The exact mechanism of IOA/CCE is not known with certainty yet, but differential lead component pulling has been proposed as a theoretical model. The kink in the shock coil conductor cable (Figure 2B, C, F, and I) is a common manufacturing feature of the lead and does not indicate damage, but does imply cable length redistribution and provide evidence that differential lead component pulling occurred in vivo. Design features such as lead diameter (7–8F for the Riata; 7F for the Riata ST, Riata ST Optim, and Durata leads; 9.3F for the Kentrox leads; 7.8F for the Linox leads; 8.6F for the Sprint Quattro Secure leads), extra overlay (Optim for the Riata ST Optim and Durata leads, polyurethane for the Sprint Quattro Secure leads), and conductor cable lumen distribution in the lead body (symmetric for the Riata, Durata, Kentrox, and Linox leads; asymmetric for the Sprint Quattro Secure, Endotak Reliance, and Reliance 4-Front leads) do not confer complete immunity from IOA/CCE. A helical arrangement of conductor cables around the central conductor coil in the intracardiac segment of the DF lead (the Plexa Pro MRI leads, Biotronik) may reduce the local mechanical stresses and possibly the risk of IOA.

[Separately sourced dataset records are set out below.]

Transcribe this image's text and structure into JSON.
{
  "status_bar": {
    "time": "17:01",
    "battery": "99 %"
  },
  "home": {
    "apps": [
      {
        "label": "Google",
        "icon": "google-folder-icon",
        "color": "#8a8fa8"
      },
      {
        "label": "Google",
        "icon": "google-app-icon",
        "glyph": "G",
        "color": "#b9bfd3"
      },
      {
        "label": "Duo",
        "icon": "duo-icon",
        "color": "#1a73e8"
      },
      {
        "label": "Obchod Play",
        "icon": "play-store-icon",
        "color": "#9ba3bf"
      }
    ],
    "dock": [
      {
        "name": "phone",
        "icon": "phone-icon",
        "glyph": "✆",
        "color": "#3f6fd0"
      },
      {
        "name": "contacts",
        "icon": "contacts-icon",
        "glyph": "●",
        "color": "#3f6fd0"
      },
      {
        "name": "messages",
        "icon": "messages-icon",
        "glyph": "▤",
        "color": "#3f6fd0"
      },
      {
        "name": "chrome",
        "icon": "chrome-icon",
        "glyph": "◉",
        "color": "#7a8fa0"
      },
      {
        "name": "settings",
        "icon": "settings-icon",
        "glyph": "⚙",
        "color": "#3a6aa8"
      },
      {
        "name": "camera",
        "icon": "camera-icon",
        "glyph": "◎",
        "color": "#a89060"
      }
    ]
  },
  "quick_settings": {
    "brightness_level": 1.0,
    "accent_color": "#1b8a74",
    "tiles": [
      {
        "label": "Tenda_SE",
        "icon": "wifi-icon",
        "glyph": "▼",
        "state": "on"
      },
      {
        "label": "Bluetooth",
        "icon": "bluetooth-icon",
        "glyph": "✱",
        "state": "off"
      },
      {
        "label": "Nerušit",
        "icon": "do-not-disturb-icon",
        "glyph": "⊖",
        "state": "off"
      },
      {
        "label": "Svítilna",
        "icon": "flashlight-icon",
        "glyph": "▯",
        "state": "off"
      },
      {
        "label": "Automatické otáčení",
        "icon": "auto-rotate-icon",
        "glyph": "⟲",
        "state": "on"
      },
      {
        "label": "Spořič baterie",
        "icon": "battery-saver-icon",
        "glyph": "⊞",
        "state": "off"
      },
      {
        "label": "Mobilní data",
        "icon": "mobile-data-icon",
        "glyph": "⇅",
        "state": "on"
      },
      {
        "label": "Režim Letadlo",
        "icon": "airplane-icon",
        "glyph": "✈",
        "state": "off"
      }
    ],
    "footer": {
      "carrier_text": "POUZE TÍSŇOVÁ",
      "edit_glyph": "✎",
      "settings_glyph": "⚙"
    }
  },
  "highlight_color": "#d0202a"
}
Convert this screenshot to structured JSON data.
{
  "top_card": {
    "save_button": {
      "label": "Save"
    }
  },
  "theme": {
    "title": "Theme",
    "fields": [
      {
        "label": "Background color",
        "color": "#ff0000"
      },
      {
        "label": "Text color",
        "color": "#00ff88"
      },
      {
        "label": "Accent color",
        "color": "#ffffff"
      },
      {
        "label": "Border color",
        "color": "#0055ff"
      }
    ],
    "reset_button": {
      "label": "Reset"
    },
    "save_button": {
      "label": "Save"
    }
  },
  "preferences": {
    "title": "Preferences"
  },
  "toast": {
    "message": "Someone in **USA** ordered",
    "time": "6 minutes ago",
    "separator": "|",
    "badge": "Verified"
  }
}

All DF lead designs may be inherently vulnerable to IOA/CCE, although to different degrees, and will manifest the phenomena, given the requisite use conditions and duration. IOA can produce high-low voltage circuit crosstalk through conductive coupling that may or may not be detectable by the existent diagnostic algorithms. Only systematically cross-sectioning all DF leads (including those with asymmetric conductor cable lumen distribution) returned for analysis will reveal the true prevalence of IOA/CCE.